FIG. 2 is a plan view of a thick film resistor according to an embodiment of the present invention.

[Explanation of symbols]

 REFERENCE SIGNS LIST 1 ceramic substrate 2 resistive film 3, 4 front electrode 5, 6 back electrode 7 external electrode 8 connection Ag conductor film 9 glass coat (protective layer) 10 resin coat or glass coat (protective layer)
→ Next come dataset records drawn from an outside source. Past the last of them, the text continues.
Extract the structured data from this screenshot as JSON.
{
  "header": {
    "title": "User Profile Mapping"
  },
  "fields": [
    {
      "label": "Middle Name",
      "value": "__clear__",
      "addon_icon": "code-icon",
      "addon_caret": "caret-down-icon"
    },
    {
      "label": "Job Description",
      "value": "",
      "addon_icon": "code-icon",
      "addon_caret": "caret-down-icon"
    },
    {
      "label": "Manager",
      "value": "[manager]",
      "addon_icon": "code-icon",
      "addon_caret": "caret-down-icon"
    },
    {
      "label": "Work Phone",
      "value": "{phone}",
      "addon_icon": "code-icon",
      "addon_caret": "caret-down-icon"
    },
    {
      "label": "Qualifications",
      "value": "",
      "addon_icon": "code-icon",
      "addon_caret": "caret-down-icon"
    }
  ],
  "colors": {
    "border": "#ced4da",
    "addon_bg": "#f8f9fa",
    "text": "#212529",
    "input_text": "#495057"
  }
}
 ──────────────────────────────────────────────────続 き Continuing on the front page (72) Inventor Hisashi Matsuno 19-2 Kiyohara Industrial Park, Utsunomiya City, Tochigi Prefecture, Japan Central Research Institute of Technology (72) Inventor Keiichiro Hayakawa 19-2 Kiyohara Industrial Park, Utsunomiya City, Tochigi Prefecture Upon Corporation

Claims (8)

[Claims] 1. A first and a second resist film formed from an Ag paste containing palladium and / or platinum as components so as to sandwich the resistive film on the surface of the insulating substrate and the resistive film in the length direction thereof. A second electrode is provided in opposition, and is disposed so as to straddle an end of the opposing resistive film and an end of the first or second electrode, and connects the resistive film and the electrode, and does not contain palladium and platinum. A thick film resistor comprising: an Ag conductor film formed from an Ag paste. 2. The thick film resistor according to claim 1, wherein at least the Ag conductor film and the resistance film are covered with a protective layer mainly composed of glass. 3. The thick film resistor according to claim 1, wherein said resistive film and said first and second electrodes are co-fired in air at a temperature of 800 to 900 ° C. 4. A resistive coating is formed by printing and drying a resistive paste on an insulating substrate, and further comprises palladium and / or platinum as a component.
g paste is printed, dried, and fired simultaneously in the air to form first and second electrodes so as to face and sandwich the resistive coating in the longitudinal direction of the resistive coating. Printing an Ag paste not containing palladium and platinum on the opposite end of the resistive coating and the end of the first or second electrode such that one end overlaps each end,
A method for manufacturing a thick film resistor, comprising forming an Ag conductor film by firing. 5. Ag forming the first and second electrodes
The paste contains palladium and / or platinum
5. The method for producing a thick film resistor according to claim 4, wherein the content is 20% by weight. 6. A resist paste printed and dried to form the resistive film, and an Ag paste printed and dried on an insulating substrate to form first and second electrodes, in air. The method for manufacturing a thick film resistor according to claim 4 or 5, wherein the temperature for simultaneous firing is 800 to 900 ° C. 7. The palladium and platinum are arranged on an end of the resistive film and an end of the first or second electrode so as to partially overlap each end to form the Ag conductor film. After printing and drying the Ag paste containing no
The method for producing a thick film resistor according to any one of claims 4 to 6, wherein the temperature for firing in air is 550 to 650 ° C. 8. After forming the resistive film, the first and second electrodes, and the Ag conductive film, printing and drying a glass paste containing lead glass as a main component so as to cover at least the resistive film and the Ag conductive film. 5. The method according to claim 4, further comprising the step of firing at a temperature of 550 to 650 ° C. in air.
8. The method for manufacturing a thick film resistor according to any one of claims 1 to 7.